ASIC seeks feedback on proposed regulatory guidance for sustainability reporting

On 7 November 2024, the Australian Securities and Investments Commission (ASIC) issued Consultation Paper 380 Sustainability reporting, seeking feedback on its proposed regulatory guide to assist entities required to prepare sustainability reports under Chapter 2M of the Corporations Act 2001. ASIC also proposes amending ASIC Corporations (Financial Reporting by Stapled Entities) Instrument 2023/673 to facilitate sustainability reporting relief for stapled entities.

ASIC’s role

The draft regulatory guide highlights that ASIC’s role is to administer and, where appropriate, enforce the sustainability reporting requirements in Chapter 2M of the Corporations Act 2001. Its role does not extend to assessing the ambition or merit of an entity’s climate-related strategy or targets. The draft regulatory guide provides a useful resource (summary) of the sustainability reporting requirements and application guidance. It is laid out in four sections, discussed in more detail below.
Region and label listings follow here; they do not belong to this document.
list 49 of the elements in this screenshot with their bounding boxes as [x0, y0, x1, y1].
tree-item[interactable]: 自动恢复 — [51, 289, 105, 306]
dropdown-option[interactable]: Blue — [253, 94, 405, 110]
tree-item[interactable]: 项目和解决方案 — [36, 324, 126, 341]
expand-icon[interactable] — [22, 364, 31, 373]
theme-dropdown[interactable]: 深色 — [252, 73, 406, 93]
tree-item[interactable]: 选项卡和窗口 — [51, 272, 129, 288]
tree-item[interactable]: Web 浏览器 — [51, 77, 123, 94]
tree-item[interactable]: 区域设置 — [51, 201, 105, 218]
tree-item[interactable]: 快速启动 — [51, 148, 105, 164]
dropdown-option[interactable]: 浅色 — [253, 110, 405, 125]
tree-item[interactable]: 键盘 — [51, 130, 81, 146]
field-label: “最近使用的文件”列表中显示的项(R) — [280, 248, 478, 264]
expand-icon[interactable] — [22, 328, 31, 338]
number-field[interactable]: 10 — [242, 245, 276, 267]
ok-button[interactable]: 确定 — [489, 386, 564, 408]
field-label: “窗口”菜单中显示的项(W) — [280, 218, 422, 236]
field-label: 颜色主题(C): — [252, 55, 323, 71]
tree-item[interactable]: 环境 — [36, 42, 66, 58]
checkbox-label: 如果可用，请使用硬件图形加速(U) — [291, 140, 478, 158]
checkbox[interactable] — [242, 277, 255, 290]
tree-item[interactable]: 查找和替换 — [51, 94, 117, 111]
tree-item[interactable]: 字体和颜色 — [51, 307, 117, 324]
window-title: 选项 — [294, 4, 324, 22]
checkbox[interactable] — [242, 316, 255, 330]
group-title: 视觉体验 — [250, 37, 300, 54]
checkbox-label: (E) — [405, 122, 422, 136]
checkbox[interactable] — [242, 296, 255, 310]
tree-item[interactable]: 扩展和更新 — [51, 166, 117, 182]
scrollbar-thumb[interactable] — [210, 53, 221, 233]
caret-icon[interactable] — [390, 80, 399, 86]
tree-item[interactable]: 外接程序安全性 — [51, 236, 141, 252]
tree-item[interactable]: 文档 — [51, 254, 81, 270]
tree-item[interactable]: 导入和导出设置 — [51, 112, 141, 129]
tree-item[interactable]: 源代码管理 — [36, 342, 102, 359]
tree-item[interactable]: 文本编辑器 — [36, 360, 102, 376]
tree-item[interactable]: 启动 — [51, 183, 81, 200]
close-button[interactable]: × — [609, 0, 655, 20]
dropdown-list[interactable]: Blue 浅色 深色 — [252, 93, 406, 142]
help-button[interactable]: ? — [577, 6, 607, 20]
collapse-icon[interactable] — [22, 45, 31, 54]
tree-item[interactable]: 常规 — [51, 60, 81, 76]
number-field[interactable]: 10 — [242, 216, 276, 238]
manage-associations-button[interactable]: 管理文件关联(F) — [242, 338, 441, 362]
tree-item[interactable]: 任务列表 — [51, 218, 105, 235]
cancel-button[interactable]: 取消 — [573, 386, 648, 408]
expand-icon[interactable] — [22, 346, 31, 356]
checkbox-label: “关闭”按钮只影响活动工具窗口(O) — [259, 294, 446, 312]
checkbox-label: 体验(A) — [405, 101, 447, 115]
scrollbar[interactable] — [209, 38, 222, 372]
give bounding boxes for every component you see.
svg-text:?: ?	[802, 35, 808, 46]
Section B (preparing the sustainability report)

Section B provides guidance about:

  • Which entities must report and when
  • How registrable superannuation entities (RSEs), registered schemes and retail corporate collective investment vehicles (CCIVs) can determine whether they meet the sustainability reporting thresholds
  • Which accounting standards to apply to assess whether one entity controls another (this is to determine the consolidated asset and revenue numbers for the size tests in section 292A(3) and (6))
  • Which entities have an obligation to keep sustainability records
  • How material climate risks intersect with directors’ duties
  • The temporary modified liability settings.

Section C (the content of the sustainability report)

Section C includes proposals regarding:

  • Reporting entities with no material climate-related financial risks or opportunities under section 296(B)(1) – these entities must confirm this for the financial year by considering AASB S2 Climate-related Disclosures. They must also maintain adequate sustainability records to support this assertion and establish robust processes to ensure they meet the sustainability reporting requirements for any subsequent financial year.
  • Statements with forward-looking climate information, including disclosing the basis for forward-looking statements (the methods and assumptions used) and maintaining adequate records to explain the methods, assumptions and evidence to support these statements.
  • Cross-referencing the sustainability report to other documents – entities should lodge the other document together with the sustainability report if it has not already been lodged with ASIC.
  • Labelling of reports – the sustainability report required by Chapter 2M has a precise meaning (currently only containing a climate statement) and should be distinguished from other reports that have historically been referred to as ‘sustainability reports’. To avoid confusion as to what sustainability information is mandatory and what is voluntary, the term ‘voluntary sustainability statements’ should be used for sustainability-related information other than climate-related financial disclosures.
  • Proportionality mechanisms and how these concepts within AASB S2 should be interpreted and supported by adequate records.

Section D (sustainability-related financial disclosures outside the sustainability report)

Section D focuses on using information extracted from the sustainability report in other documents, such as the Operating and Financial Review for listed entities, disclosure statements for fundraising, and product disclosure statements. It notes that entities should consider AASB S2 as part of this process. Information reproduced elsewhere should not be selective to reflect a more favourable position compared to what is disclosed in the complete sustainability report.

Section E (ASIC’s role in administering sustainability reporting)

Here ASIC outlines its approach to providing relief from preparing sustainability reports and the related audit requirements. Relief may be granted on a class basis by issuing a legislative instrument, or for an individual entity under section 340.

ASIC is proposing that it will not necessarily grant sustainability reporting relief merely because an entity has been granted financial reporting relief. However, it is seeking feedback about the intersection between ASIC Corporations (Wholly-owned Companies) Instrument 2016/785 and the sustainability reporting requirements.

ASIC also outlines its approach to granting extensions of time for lodgement of the sustainability report, consolidated sustainability reporting relief, audit relief, and enforcement. It is noted that a ‘proportional and pragmatic approach to supervision and enforcement’ will be taken by ASIC as entities build capabilities during the transition period as these reporting requirements are phased in.

Determining revenue, employees and assets

ASIC is seeking feedback on whether preparers require guidance on how to determine revenue, employees, and assets to apply the sustainability reporting thresholds in section 292A. Similar to the large-small proprietary company tests contained in section 45A, section 292A requires revenue and assets to be calculated in accordance with accounting standards.

While calculating the value of assets is less contentious, there is currently diversity in practice in the way entities interpret the meaning of ‘revenue’. Some entities include only revenue from contracts with customers recognised under AASB 15 Revenue from Contracts with Customers, while others include income amounts such as interest, grants, realised gains on disposals of assets and unrealised fair value movements on investment properties and financial instruments. There is currently also a lack of clarity on the meaning of ‘employee’, particularly with respect to casual employees and contractors.

Submission close date

We encourage entities to respond to ASIC’s request for feedback. Submissions close on 19 December 2024.